The rover forms the payload of the Mars 2020 spacecraft. The other components of the Mars 2020 craft are the rocket-powered Mars descent stage, the aeroshell that will enclose and protect the rover and its descent stage (the aeroshell in turn is composed of the backshell and the heat shield, the latter protecting Perseverance when it enters the Martian atmosphere), and the solar-powered ring-shaped cruise stage.

Encased within the rocket nose cone (more formally known as the payload fairing), the complete Mars 2020 spacecraft was lifted 39 m to the top of the Atlas V rocket by the 60-t-capacity hoist at the top of the Vertical Integration Facility at Space Launch Complex 41, at Cape Canaveral Air Force Station in the US state of Florida. Engineers then made the electrical and physical connections between the spacecraft and the rocket. Since then, the final test sequence has been under way, with the spacecraft and rocket being tested both separately and as a single unit.

The launch window for Mars 2020 is currently July 30 to August 15. Two days before launch, the rocket with its spacecraft will be transported by rail from the Vertical Integration Facility the 550 m distance to the launch pad (the trip should take about 40 minutes). After launch, Mars 2020 and Perseverance will travel 467-million kilometres to Mars, a voyage that will take about seven months.

Regardless of which day it is launched, Perseverance will land in Mars’ Jezero Crater on February 18 next year. The prime mission of the rover is to search for signs of ancient microbial life.
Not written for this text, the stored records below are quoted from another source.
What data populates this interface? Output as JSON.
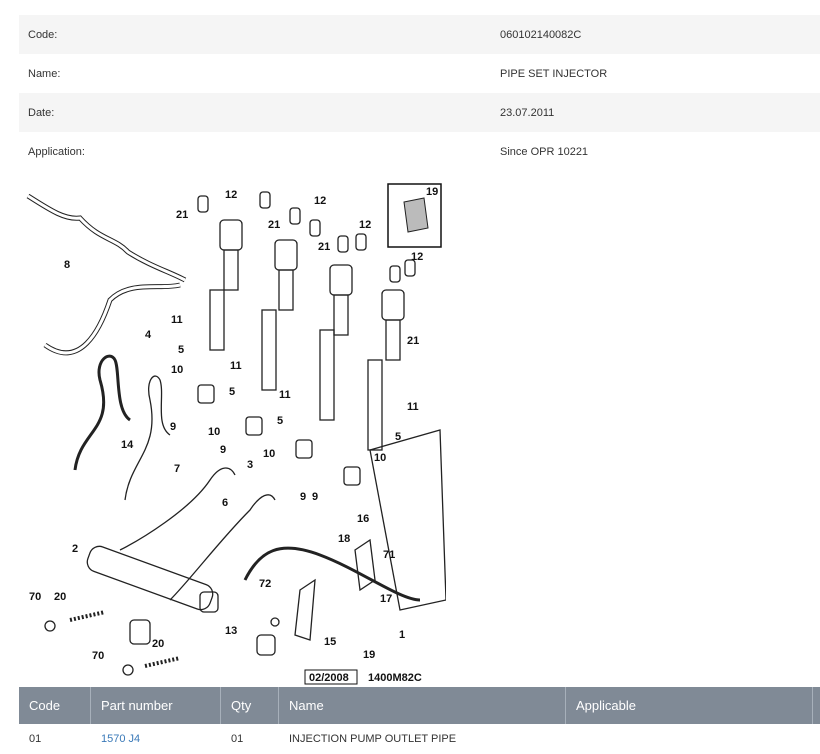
{
  "info": [
    {
      "label": "Code:",
      "value": "060102140082C"
    },
    {
      "label": "Name:",
      "value": "PIPE SET INJECTOR"
    },
    {
      "label": "Date:",
      "value": "23.07.2011"
    },
    {
      "label": "Application:",
      "value": "Since OPR 10221"
    }
  ],
  "diagram": {
    "ref_date": "02/2008",
    "ref_code": "1400M82C",
    "inset_callout": "19",
    "callouts": [
      "12",
      "12",
      "12",
      "12",
      "21",
      "21",
      "21",
      "21",
      "8",
      "4",
      "11",
      "11",
      "11",
      "11",
      "5",
      "5",
      "5",
      "5",
      "10",
      "10",
      "10",
      "10",
      "9",
      "9",
      "9",
      "9",
      "14",
      "7",
      "3",
      "6",
      "16",
      "18",
      "71",
      "17",
      "2",
      "70",
      "20",
      "70",
      "20",
      "13",
      "72",
      "15",
      "19",
      "1"
    ]
  },
  "parts_table": {
    "headers": [
      "Code",
      "Part number",
      "Qty",
      "Name",
      "Applicable"
    ],
    "rows": [
      {
        "code": "01",
        "part_number": "1570 J4",
        "qty": "01",
        "name": "INJECTION PUMP OUTLET PIPE",
        "applicable": ""
      }
    ]
  }
}
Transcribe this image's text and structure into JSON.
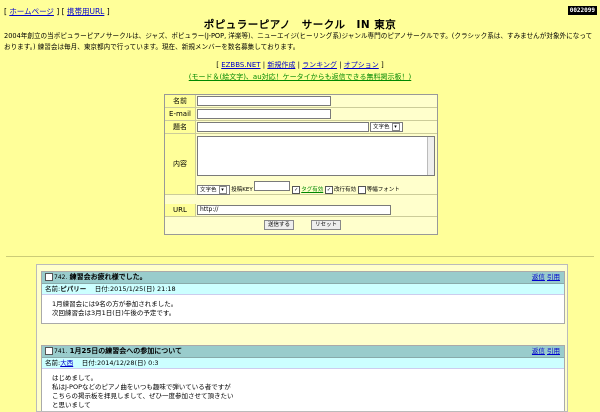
{
  "topnav": {
    "open": "[ ",
    "home": "ホームページ",
    "sep": " ] [ ",
    "mobile": "携帯用URL",
    "close": " ]"
  },
  "counter": "0022099",
  "title": "ポピュラーピアノ　サークル　IN 東京",
  "description": "2004年創立の当ポピュラーピアノサークルは、ジャズ、ポピュラー(J-POP, 洋楽等)、ニューエイジ(ヒーリング系)ジャンル専門のピアノサークルです。(クラシック系は、すみませんが対象外になっております。) 練習会は毎月、東京都内で行っています。現在、新規メンバーを数名募集しております。",
  "nav": {
    "items": [
      "EZBBS.NET",
      "新規作成",
      "ランキング",
      "オプション"
    ],
    "open": "[ ",
    "sep": " | ",
    "close": " ]",
    "mobile_note": "(モード＆(絵文字)、au対応！ケータイからも返信できる無料掲示板！)"
  },
  "form": {
    "name_label": "名前",
    "email_label": "E-mail",
    "subject_label": "題名",
    "body_label": "内容",
    "url_label": "URL",
    "url_value": "http://",
    "color_select": "文字色",
    "key_label": "投稿KEY",
    "tag_label": "タグ有効",
    "newline_label": "改行有効",
    "fixed_font_label": "等幅フォント",
    "submit": "送信する",
    "reset": "リセット"
  },
  "posts": [
    {
      "num": "742.",
      "title": "練習会お疲れ様でした。",
      "reply": "返信",
      "quote": "引用",
      "name_label": "名前:",
      "name": "ピパリー",
      "date_label": "日付:",
      "date": "2015/1/25(日) 21:18",
      "lines": [
        "1月練習会には9名の方が参加されました。",
        "次回練習会は3月1日(日)午後の予定です。"
      ]
    },
    {
      "num": "741.",
      "title": "1月25日の練習会への参加について",
      "reply": "返信",
      "quote": "引用",
      "name_label": "名前:",
      "name": "大西",
      "date_label": "日付:",
      "date": "2014/12/28(日) 0:3",
      "lines": [
        "はじめまして。",
        "私はJ-POPなどのピアノ曲をいつも趣味で弾いている者ですが",
        "こちらの掲示板を拝見しまして、ぜひ一度参加させて頂きたい",
        "と思いまして"
      ]
    }
  ]
}
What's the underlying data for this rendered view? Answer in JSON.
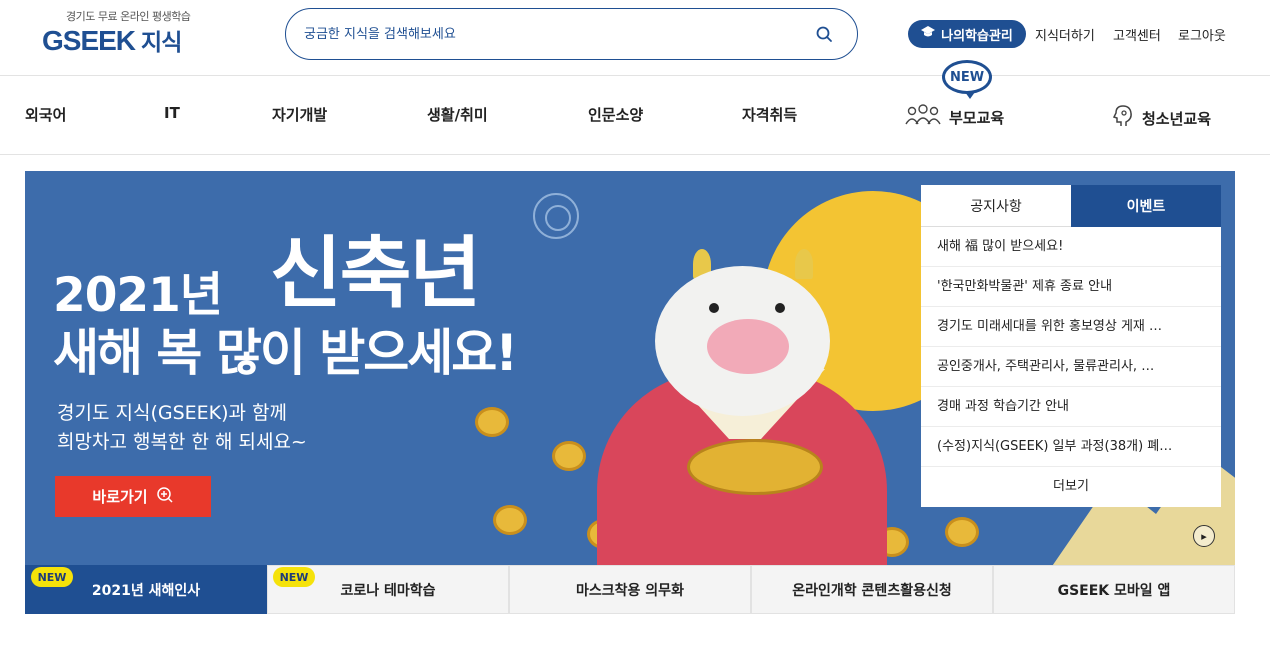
{
  "header": {
    "logo_tagline": "경기도 무료 온라인 평생학습",
    "logo_text": "GSEEK",
    "logo_kr": "지식",
    "search_placeholder": "궁금한 지식을 검색해보세요",
    "my_learning": "나의학습관리",
    "links": [
      "지식더하기",
      "고객센터",
      "로그아웃"
    ]
  },
  "gnb": {
    "items": [
      "외국어",
      "IT",
      "자기개발",
      "생활/취미",
      "인문소양",
      "자격취득",
      "부모교육",
      "청소년교육"
    ],
    "new_badge": "NEW"
  },
  "banner": {
    "year": "2021년",
    "big": "신축년",
    "title2": "새해 복 많이 받으세요!",
    "desc_line1": "경기도 지식(GSEEK)과 함께",
    "desc_line2": "희망차고 행복한 한 해 되세요~",
    "button": "바로가기"
  },
  "notice": {
    "tabs": [
      "공지사항",
      "이벤트"
    ],
    "active_tab": "이벤트",
    "items": [
      "새해 福 많이 받으세요!",
      "'한국만화박물관' 제휴 종료 안내",
      "경기도 미래세대를 위한 홍보영상 게재 …",
      "공인중개사, 주택관리사, 물류관리사, …",
      "경매 과정 학습기간 안내",
      "(수정)지식(GSEEK) 일부 과정(38개) 폐…"
    ],
    "more": "더보기"
  },
  "tabs": {
    "items": [
      "2021년 새해인사",
      "코로나 테마학습",
      "마스크착용 의무화",
      "온라인개학 콘텐츠활용신청",
      "GSEEK 모바일 앱"
    ],
    "new_label": "NEW"
  },
  "colors": {
    "brand": "#1f4f92",
    "banner_bg": "#3d6cab",
    "cta": "#e8392b",
    "new_badge": "#f5e20a"
  }
}
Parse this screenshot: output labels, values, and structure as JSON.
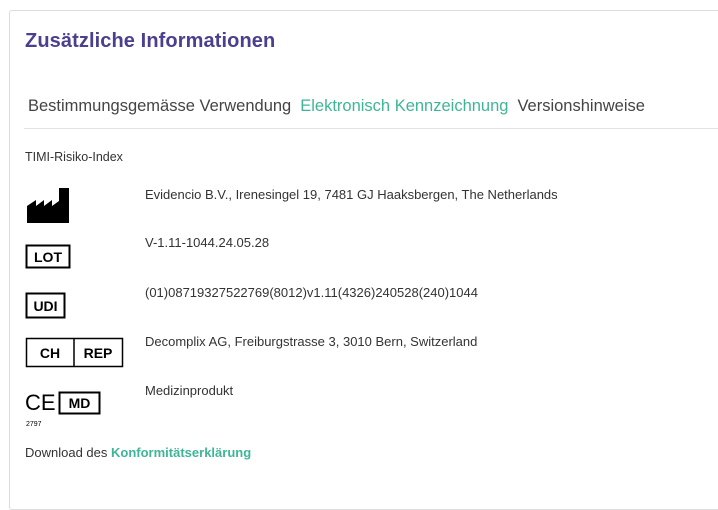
{
  "panel": {
    "title": "Zusätzliche Informationen"
  },
  "tabs": [
    {
      "label": "Bestimmungsgemässe Verwendung",
      "active": false
    },
    {
      "label": "Elektronisch Kennzeichnung",
      "active": true
    },
    {
      "label": "Versionshinweise",
      "active": false
    }
  ],
  "product_name": "TIMI-Risiko-Index",
  "labels": {
    "manufacturer": {
      "icon": "manufacturer-icon",
      "text": "Evidencio B.V., Irenesingel 19, 7481 GJ Haaksbergen, The Netherlands"
    },
    "lot": {
      "icon": "lot-icon",
      "icon_text": "LOT",
      "text": "V-1.11-1044.24.05.28"
    },
    "udi": {
      "icon": "udi-icon",
      "icon_text": "UDI",
      "text": "(01)08719327522769(8012)v1.11(4326)240528(240)1044"
    },
    "ch_rep": {
      "icon": "ch-rep-icon",
      "icon_text_left": "CH",
      "icon_text_right": "REP",
      "text": "Decomplix AG, Freiburgstrasse 3, 3010 Bern, Switzerland"
    },
    "ce_md": {
      "icon": "ce-md-icon",
      "ce_text": "CE",
      "ce_number": "2797",
      "md_text": "MD",
      "text": "Medizinprodukt"
    }
  },
  "download": {
    "prefix": "Download des",
    "link": "Konformitätserklärung"
  },
  "colors": {
    "title": "#4b3f8f",
    "accent": "#3fb597",
    "text": "#333333"
  }
}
It will also undertake climatological and geologic research and will be the first mission to collect and cache Martian surface material for subsequent return to Earth (by another spacecraft) for much more detailed analysis.  

Perseverance is the heaviest and largest as well as the most sophisticated rover Nasa has yet sent to Mars. In addition to its onboard experiments and equipment, the rover is also carrying a small helicopter. Called Ingenuity, the 1.8 kg helicopter is a technology demonstrator to test if powered flight is practical in the very thin Martian atmosphere. Its first flight is expected to reach an altitude of about one metre and last for 20 to 30 seconds, but that would make it the first aircraft to fly on another planet. Should Ingenuity’s first flight be a success, further test flights will be made, each longer and further away from Perseverance.